More than 150 different civil rights groups signed a letter in January urging the Justice Department to crack down on domestic extremism “without causing further harm to communities already disproportionately impacted by the criminal-legal system.”
Margaret Huang, president and CEO of the Southern Poverty Law Center, said domestic terror investigations have often targeted Black, Middle Eastern and South Asian communities.
“The worry is that these laws, which might allow infringement on freedom of speech or association, would target these communities who already are facing a lot of other discriminatory treatment and actually make things worse,” she said.
But she said institutional focus on international terrorism and a lack of political will have hindered the FBI from devoting the same attention to domestic extremism.
“We have the existing power and authorities and haven’t used them appropriately,” she said.
It’s still unclear whether the Biden administration would back any effort to add criminal penalties or create designations for domestic extremists. A Justice Department official told Congress last month that the agency is weighing whether to make a legislative proposal along those lines, according to Bloomberg.
“The question we’re really wrestling with is: Are there gaps?” Brad Wiegmann, deputy assistant attorney general with the Justice Department’s national security division, said during a House Appropriations subcommittee hearing. “Is there some type of conduct that we can envision that we can’t cover or would it be an otherwise benefit in having something else other than what we’re having now?”

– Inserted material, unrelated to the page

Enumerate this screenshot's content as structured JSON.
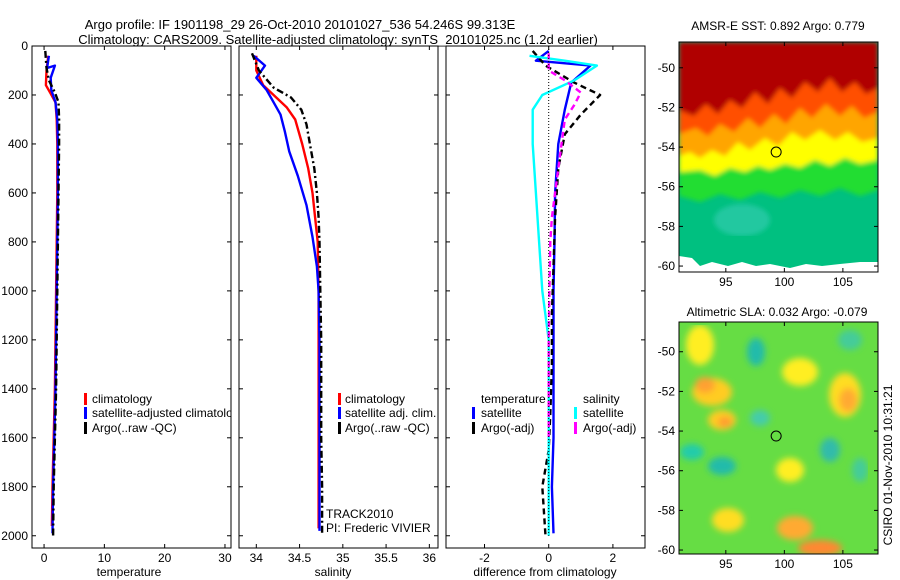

Mayorkas and Garland might also face questions into how they classify the various types of domestic extremists.
Senate Judiciary Democrats had asked the FBI to be more specific in how it breaks down racially motivated violent extremists, arguing the broad term “obfuscates the threat posed by violent white supremacists.” They also asked for a breakdown of the anti-government extremist label and the number of investigations focused on right-wing groups versus those on “Antifa or similar ideologies.”
Meanwhile, the GOP has often asked national security leaders what they are doing to combat antifa demonstrators.
FBI Director Christopher Wray has repeatedly said white nationalists represent the bulk of the bureau’s domestic terror cases.
Simon Clark, a senior fellow with the Center for American Progress, said there is a difference between politicians who “want to do more about what agencies say is the major threat today and politicians who look at the data and want to emphasize action on what is not the most important threat today.”
“We need more and better quality data so that we depoliticize that, so we can be clear about what the actual threat is,” he said.